Wang, uma cineasta na casa dos 20 anos, disse que se juntou a um grupo de amigos em Pequim na noite de domingo. Juntos, eles tomaram precauções: cobriram o rosto com máscaras médicas, pegaram um táxi a vários quilômetros de distância e caminharam até o local de uma vigília. Mesmo tendo sido avisados ​​para desligar seus telefones, eles apenas desativaram os recursos de GPS e Face ID.

“Nós pensamos na época, havia tantas pessoas. Pense bem, como eles poderiam encontrar todos? Como eles poderiam ter energia para pegar todos?” ela disse.

Ela e seus amigos ficaram surpresos quando vários deles receberam telefonemas ou visitas da polícia. Alguns foram forçados a ajudar a polícia em sua investigação indo à delegacia.
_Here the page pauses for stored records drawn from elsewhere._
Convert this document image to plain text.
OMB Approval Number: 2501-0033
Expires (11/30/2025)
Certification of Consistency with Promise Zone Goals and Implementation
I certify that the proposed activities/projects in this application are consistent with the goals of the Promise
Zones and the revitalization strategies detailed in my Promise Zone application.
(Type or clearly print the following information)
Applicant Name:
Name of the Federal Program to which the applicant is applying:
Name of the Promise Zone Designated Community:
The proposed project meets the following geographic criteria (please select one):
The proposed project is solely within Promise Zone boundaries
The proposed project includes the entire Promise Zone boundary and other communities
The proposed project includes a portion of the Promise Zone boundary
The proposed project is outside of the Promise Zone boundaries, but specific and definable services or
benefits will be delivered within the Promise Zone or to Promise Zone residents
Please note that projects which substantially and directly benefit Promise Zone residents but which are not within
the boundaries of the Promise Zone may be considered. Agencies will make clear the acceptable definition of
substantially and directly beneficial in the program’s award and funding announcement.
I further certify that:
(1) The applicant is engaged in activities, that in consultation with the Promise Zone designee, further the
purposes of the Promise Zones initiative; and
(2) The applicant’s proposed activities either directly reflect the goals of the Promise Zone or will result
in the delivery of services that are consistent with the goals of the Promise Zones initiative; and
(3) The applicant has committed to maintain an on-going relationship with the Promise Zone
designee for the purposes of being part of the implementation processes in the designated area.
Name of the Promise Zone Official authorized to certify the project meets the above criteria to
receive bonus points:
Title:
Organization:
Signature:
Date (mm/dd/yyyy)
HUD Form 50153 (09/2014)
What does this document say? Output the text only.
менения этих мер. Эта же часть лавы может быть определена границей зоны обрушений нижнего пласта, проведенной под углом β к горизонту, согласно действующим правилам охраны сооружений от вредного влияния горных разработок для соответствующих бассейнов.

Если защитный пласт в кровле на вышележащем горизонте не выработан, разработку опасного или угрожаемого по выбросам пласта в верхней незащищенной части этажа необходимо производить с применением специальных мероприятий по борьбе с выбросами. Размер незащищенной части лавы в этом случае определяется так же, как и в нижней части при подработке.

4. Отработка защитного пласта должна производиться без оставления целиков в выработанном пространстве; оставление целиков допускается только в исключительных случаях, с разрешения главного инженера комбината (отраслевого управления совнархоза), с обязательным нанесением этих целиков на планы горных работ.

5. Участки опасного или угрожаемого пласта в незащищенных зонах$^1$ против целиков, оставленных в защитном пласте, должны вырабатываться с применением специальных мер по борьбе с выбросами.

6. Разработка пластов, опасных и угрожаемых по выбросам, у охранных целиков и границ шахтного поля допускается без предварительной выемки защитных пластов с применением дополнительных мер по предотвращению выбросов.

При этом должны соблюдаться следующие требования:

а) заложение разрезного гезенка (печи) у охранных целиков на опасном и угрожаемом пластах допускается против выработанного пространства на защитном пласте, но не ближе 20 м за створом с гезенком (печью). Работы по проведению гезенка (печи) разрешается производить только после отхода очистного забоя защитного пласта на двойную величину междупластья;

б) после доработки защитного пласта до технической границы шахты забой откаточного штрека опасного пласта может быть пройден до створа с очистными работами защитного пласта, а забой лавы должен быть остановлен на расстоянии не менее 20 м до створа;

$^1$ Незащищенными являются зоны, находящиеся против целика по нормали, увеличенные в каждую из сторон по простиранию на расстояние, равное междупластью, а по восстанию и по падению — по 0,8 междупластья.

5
“Acho que meus amigos, se houver uma próxima vez, eles não se atreverão a ir”, disse ela.

Ainda assim, a Sra. Wang escorregou pelas rachaduras da rede de arrasto. Naquela noite, ela usou um telefone com um número que não estava vinculado a sistemas que pudessem identificá-la, como o software de código de saúde do país usado para rastrear casos de Covid e garantir que as pessoas sejam testadas regularmente nas áreas de surto.

Ela não se intimidou com sua experiência.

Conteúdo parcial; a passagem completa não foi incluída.